Wenn ich an all die Ereignisse denke, die uns die Vorsehung erleben ließ – wobei ich ganz besonders an den Weltjugendtag, aber auch die Heiligjahrfeier der Familien, der Arbeiter, der Behinderten und vieler anderer erinnern möchte –, dann wird mir bewußt, wie viele Schwierigkeiten Sie zu bewältigen hatten. Ich konnte feststellen, daß Sie auf intelligente und großherzige Weise mit den Freiwilligen des Jubiläums zusammengearbeitet haben. Für viele Familien, Gruppen und Einzelpersonen wurden Sie somit zu einer sicheren Anlaufstelle. Daher sage ich einem jeden von Ihnen im Namen der Kirche von Herzen Dank und bin mir dessen sicher, daß Ihr Dienst während dieses Jahres ganz besonders wertgeschätzt wurde. Es ist dies eine Wertschätzung, die nicht nur Ihnen, sondern auch den staatlichen Institutionen gilt. 

3. Hierbei bleibt zu hoffen, daß Sie über Ihre dienstlichen Pflichterfüllungen hinaus dennoch in positiver Weise etwas von der Glaubensstimmung und von diesem christlichen Fest mitbekommen haben, das man gerade in den letzten Monaten hier in Rom, und zwar ganz besonders in der Nähe der Patriarchalbasiliken, auf intensive Weise erleben konnte. Auch für Sie gilt das, was ich im Apostolischen Schreiben Novo millennio ineunte zum Ausdruck gebracht habe: »Das Ereignis der Gnade, das im Laufe des Jahres das Bewußtsein der Menschen erfaßte, läßt sich unmöglich ermessen.

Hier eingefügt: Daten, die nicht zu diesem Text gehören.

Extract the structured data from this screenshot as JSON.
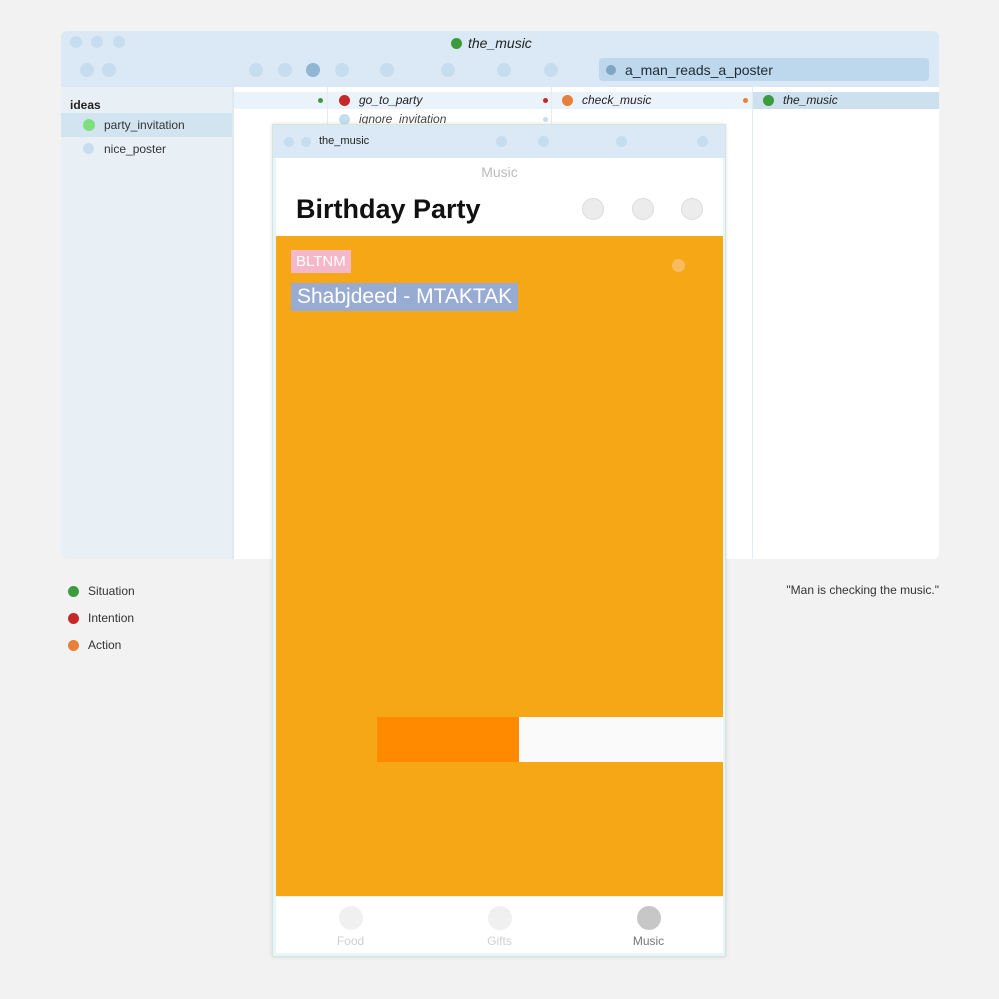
{
  "window": {
    "title": "the_music",
    "search_value": "a_man_reads_a_poster"
  },
  "sidebar": {
    "heading": "ideas",
    "items": [
      {
        "label": "party_invitation",
        "selected": true
      },
      {
        "label": "nice_poster",
        "selected": false
      }
    ]
  },
  "columns": {
    "intentions": [
      "go_to_party",
      "ignore_invitation"
    ],
    "actions": [
      "check_music"
    ],
    "situations": [
      "the_music"
    ]
  },
  "legend": [
    {
      "label": "Situation",
      "color": "#3c9b3c"
    },
    {
      "label": "Intention",
      "color": "#c62828"
    },
    {
      "label": "Action",
      "color": "#e8803a"
    }
  ],
  "caption": "\"Man is checking the music.\"",
  "phone": {
    "window_title": "the_music",
    "screen_label": "Music",
    "heading": "Birthday Party",
    "badge": "BLTNM",
    "song": "Shabjdeed - MTAKTAK",
    "progress": 0.41,
    "tabs": [
      {
        "label": "Food",
        "active": false
      },
      {
        "label": "Gifts",
        "active": false
      },
      {
        "label": "Music",
        "active": true
      }
    ]
  },
  "colors": {
    "situation": "#3c9b3c",
    "intention": "#c62828",
    "action": "#e8803a",
    "panel": "#f5a716",
    "progress_fill": "#ff8a00"
  }
}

Mit Sicherheit aber hat sich ein ›Strom lebendigen Wassers‹ über die Kirche ergossen« (Nr. 1). 

Es ist nun an der Zeit, diese Wasser des Heils in die Lebensbereiche des Alltags mit all seinen Sorgen einzubringen, ob dies nun die Familie, der Arbeitsplatz, die zwischenmenschlichen und gesellschaftlichen Beziehungen oder unsere Freizeit sind. Herr Dr. Scigliano hat richtigerweise angemerkt, daß das Jubiläum zwar vorüber ist, daß aber in unseren Herzen ein unauslöschliches Zeichen davon geblieben ist. Nichts mehr ist so, wie es vorher war! Dies gilt in erster Linie für die Gläubigen, die sich, von neuem Enthusiasmus angestrieben, gegen jede Art von Kompromiß und Mittelmäßigkeit wenden müssen, um in jedem Lebensbereich ihr Bestes zu geben. Diese Einladung gilt auch für all jene, die sich nicht als gläubig bezeichnen. Es kommt nämlich auf den guten Willen aller an, damit das Jubiläums gewissermaßen auch eine bessere »Gesundheit« der gesamten Gesellschaft hervorbringe, was angezeigt wäre. 

Liebe Freunde, wenn Sie Ihren gewohnten Arbeitsrhythmus wieder aufnehmen, strahlen Sie Ruhe und Vertrauen aus! Der Schutz Mariens begleite allzeit Ihren alltäglichen Dienst. Sie wacht als Mutter über Sie und Ihre Familien. Meinerseits versichere ich Sie des Gebetes, und ich wünsche Ihnen und all Ihren Lieben alles Gute für das soeben begonnene Jahr. In diesem Sinne erteile ich Ihnen allen von Herzen meinen Segen.